Le piano jazzy fait swinguer Mississippi Goddam et chauffe le public avant que ne tombe l’un des titres les plus mythiques, le fabuleux I put a spell on you. Un sommet gravi sans fioritures ni manières, marque de fabrique visiblement d’une Kareen Guiock-Thuram au naturel, évitant tous les tics et autres surjeux dans lesquels tant d’autres ont glissé en interprétant ce monument. Magnifique dans sa robe noire et réhaussant encore ses longues jambes de mannequin par des talons aiguilles, la fan de gwoka guadeloupéen se lance alors dans une danse tribale, emportée par la mélodie alerte du piano et la frappe très percussive de Tilo sur ses tambours qui emmènent sur un rythme de plus en plus endiablé Sinnerman vers une transe latino.
Chaude parenthèse avant de revenir aux fondamentaux avec en enfilade les standards Feeling good, livré tout en finesse par le trio au groove feutré et où le chant se fait de plus en plus sensuel pour ne pas dire sexuel… Puis My baby just cares drivé par une belle promenade pianistique où la basse tricote ses notes timbrées. Une rondeur ouatée de la cinq cordes parfaite pour faire chanter ses chorus, et une même finesse sur les claviers que l’on retrouve sur l’inévitable Ne me quitte pas qui suit. J’ai déjà eu maintes fois l’occasion de dire combien je n’ai jamais été conquis par cette reprise quasi panthéonisée de Nina Simone.
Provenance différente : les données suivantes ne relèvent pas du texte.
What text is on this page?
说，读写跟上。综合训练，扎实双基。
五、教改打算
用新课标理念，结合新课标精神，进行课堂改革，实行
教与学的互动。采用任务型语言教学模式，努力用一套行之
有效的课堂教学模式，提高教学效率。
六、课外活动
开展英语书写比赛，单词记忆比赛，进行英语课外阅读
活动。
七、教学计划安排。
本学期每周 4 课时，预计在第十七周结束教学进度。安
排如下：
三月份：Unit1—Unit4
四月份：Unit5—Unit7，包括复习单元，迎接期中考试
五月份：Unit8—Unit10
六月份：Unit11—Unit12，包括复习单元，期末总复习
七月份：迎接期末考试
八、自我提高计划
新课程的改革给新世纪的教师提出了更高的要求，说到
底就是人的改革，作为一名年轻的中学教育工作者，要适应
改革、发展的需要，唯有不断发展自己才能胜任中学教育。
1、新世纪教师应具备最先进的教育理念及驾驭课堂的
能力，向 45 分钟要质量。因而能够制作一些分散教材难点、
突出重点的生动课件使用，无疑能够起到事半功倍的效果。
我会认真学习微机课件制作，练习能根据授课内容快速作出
Et pour avoir vu quelques très grandes divas se vautrer depuis sur cette chanson particulière que, à mon sens, seul Brel pouvait chanter, c’est sans doute là que j’attendais le plus au tournant l’interprète de ce soir.
S’il ne sera pas le meilleur moment de ce répertoire, avouons que, bien que parfois sur le fil en termes de justesse, la charismatique et sincère Kareen s’en tire plutôt bien sur ce titre toujours aussi casse-gueule.
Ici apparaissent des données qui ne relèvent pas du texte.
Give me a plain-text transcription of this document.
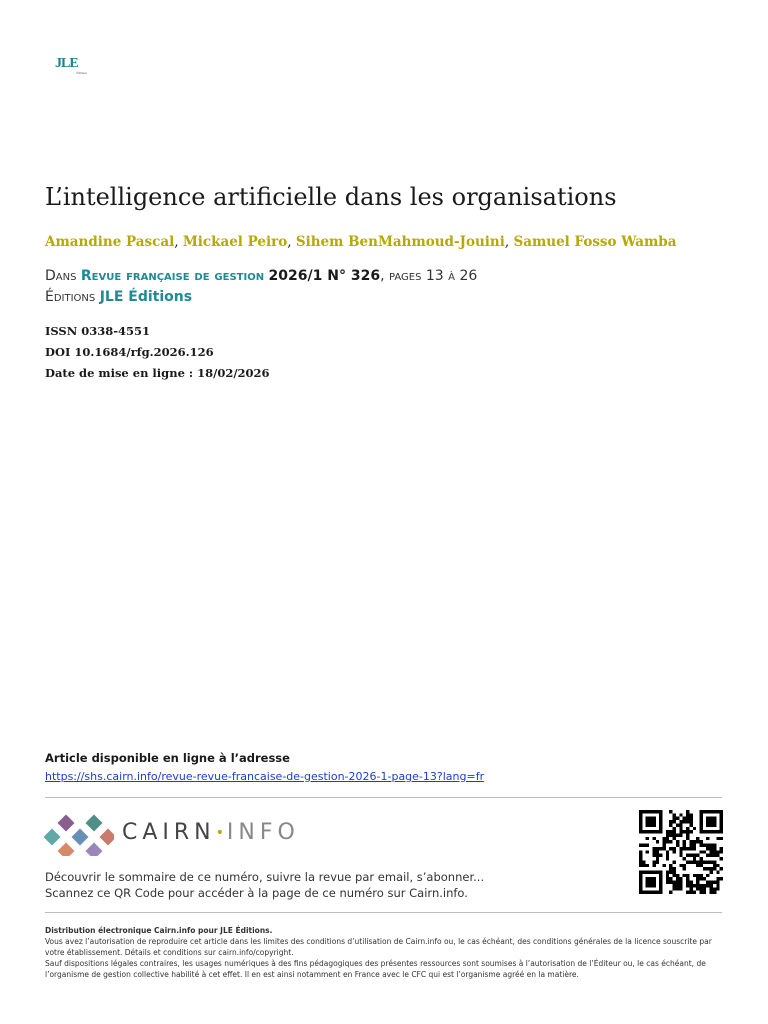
JLE
Éditions
L’intelligence artificielle dans les organisations
Amandine Pascal, Mickael Peiro, Sihem BenMahmoud-Jouini, Samuel Fosso Wamba
Dans Revue française de gestion 2026/1 N° 326, pages 13 à 26
Éditions JLE Éditions
ISSN 0338-4551
DOI 10.1684/rfg.2026.126
Date de mise en ligne : 18/02/2026
Article disponible en ligne à l’adresse
https://shs.cairn.info/revue-revue-francaise-de-gestion-2026-1-page-13?lang=fr
CAIRN•INFO
Découvrir le sommaire de ce numéro, suivre la revue par email, s’abonner...
Scannez ce QR Code pour accéder à la page de ce numéro sur Cairn.info.
Distribution électronique Cairn.info pour JLE Éditions.
Vous avez l’autorisation de reproduire cet article dans les limites des conditions d’utilisation de Cairn.info ou, le cas échéant, des conditions générales de la licence souscrite par votre établissement. Détails et conditions sur cairn.info/copyright.
Sauf dispositions légales contraires, les usages numériques à des fins pédagogiques des présentes ressources sont soumises à l’autorisation de l’Éditeur ou, le cas échéant, de l’organisme de gestion collective habilité à cet effet. Il en est ainsi notamment en France avec le CFC qui est l’organisme agréé en la matière.
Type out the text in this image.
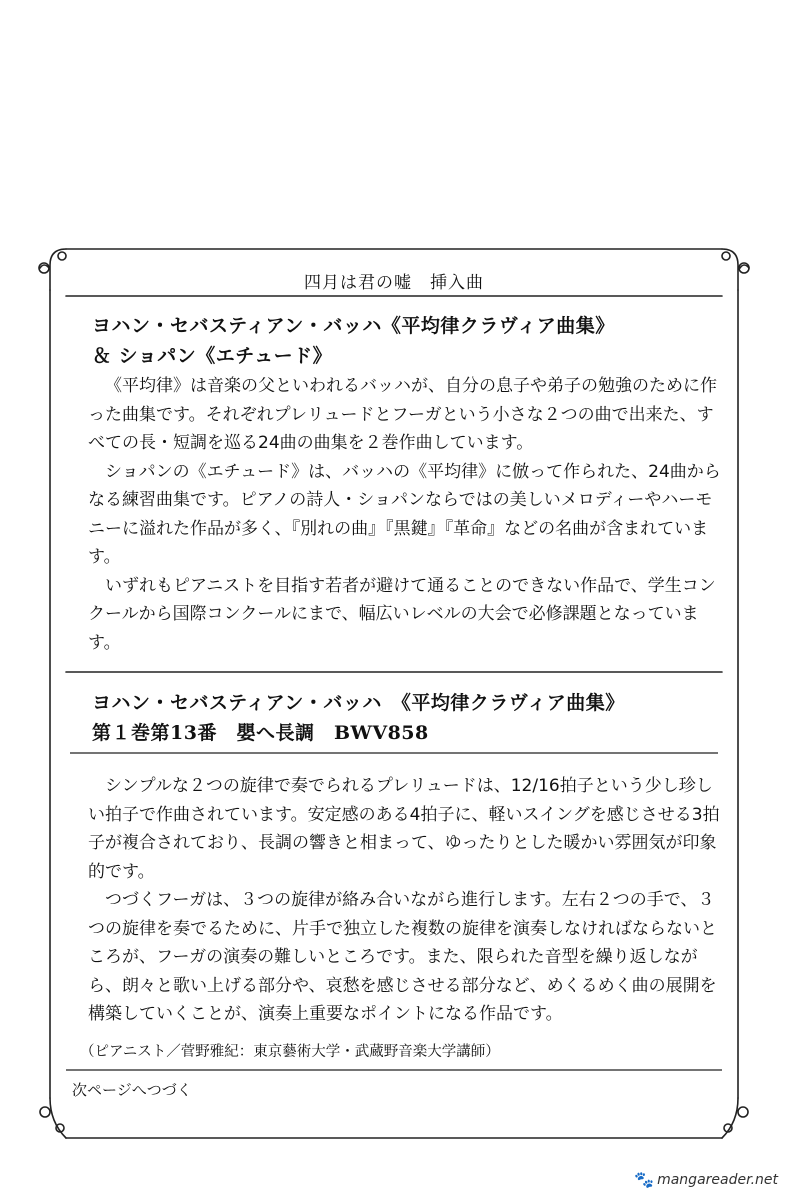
四月は君の嘘　挿入曲
ヨハン・セバスティアン・バッハ《平均律クラヴィア曲集》
＆ ショパン《エチュード》

《平均律》は音楽の父といわれるバッハが、自分の息子や弟子の勉強のために作った曲集です。それぞれプレリュードとフーガという小さな２つの曲で出来た、すべての長・短調を巡る24曲の曲集を２巻作曲しています。

ショパンの《エチュード》は、バッハの《平均律》に倣って作られた、24曲からなる練習曲集です。ピアノの詩人・ショパンならではの美しいメロディーやハーモニーに溢れた作品が多く、『別れの曲』『黒鍵』『革命』などの名曲が含まれています。

いずれもピアニストを目指す若者が避けて通ることのできない作品で、学生コンクールから国際コンクールにまで、幅広いレベルの大会で必修課題となっています。

ヨハン・セバスティアン・バッハ　《平均律クラヴィア曲集》
第１巻第13番　嬰へ長調　BWV858

シンプルな２つの旋律で奏でられるプレリュードは、12/16拍子という少し珍しい拍子で作曲されています。安定感のある4拍子に、軽いスイングを感じさせる3拍子が複合されており、長調の響きと相まって、ゆったりとした暖かい雰囲気が印象的です。

つづくフーガは、３つの旋律が絡み合いながら進行します。左右２つの手で、３つの旋律を奏でるために、片手で独立した複数の旋律を演奏しなければならないところが、フーガの演奏の難しいところです。また、限られた音型を繰り返しながら、朗々と歌い上げる部分や、哀愁を感じさせる部分など、めくるめく曲の展開を構築していくことが、演奏上重要なポイントになる作品です。

（ピアニスト／菅野雅紀：東京藝術大学・武蔵野音楽大学講師）
次ページへつづく
🐾 mangareader.net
Seule avec le piano pour un petit interlude sur la Diva où même parlée sa voix chaleureuse enveloppe l’auditoire, c’est à l’inverse sur le sublissime I Love you Porgy que l’artiste atteint son acmé. Une version dépouillée du meilleure effet, le délié sonnant du piano portant à la perfection toute la sensualité dégagée par la chanteuse. L’écoute est religieuse dans le public totalement sous le charme de ce moment suspendu, prolongé dans la foulée par Mr Bojangles, une autre pépite au super feeling où la voix rayonne de toutes ses nuances sur un groove délicatement tamisé.
Après un Seeline woman qui clôt le set là encore dans une version bien différente de toutes celles qu’on a pu déjà entendre, le tubesque Love me or leave me est offert en rappel où le speed de son swing fait claper le public une dernière fois, aussi vibrionnant que le solo de batterie offert par Tilo.
Sans esbroufe mais avec une maîtrise technique imparable, la musicalité innée de Kareen Guiock-Thuram ajoutée à sa présence solaire trouvent en Nina Simone le registre idoine pour révéler une «future» grande, pour peu que la jazzwoman si bien entourée poursuive sur cette superbe lancée avec des compos originales cette fois. On a hâte !
Sarah is back !
Autre grande dame à l’affiche ce soir de ce costaud co-plateau, on retrouve avec plaisir l’immense Sarah McCoy qu’on ne présente plus et qu’on avait laissée il y a déjà quelques saisons après avoir été renversé par la force rédemptrice de son blues livré en piano solo. Hasard -ou pas-, on se souvient notamment, outre ses propres compos inspirées de son douloureux parcours de vie, de ses déchirantes reprises de quelques titres emblématiques de Nina Simone, entendus juste avant avec Kareen Guiock-Thuram .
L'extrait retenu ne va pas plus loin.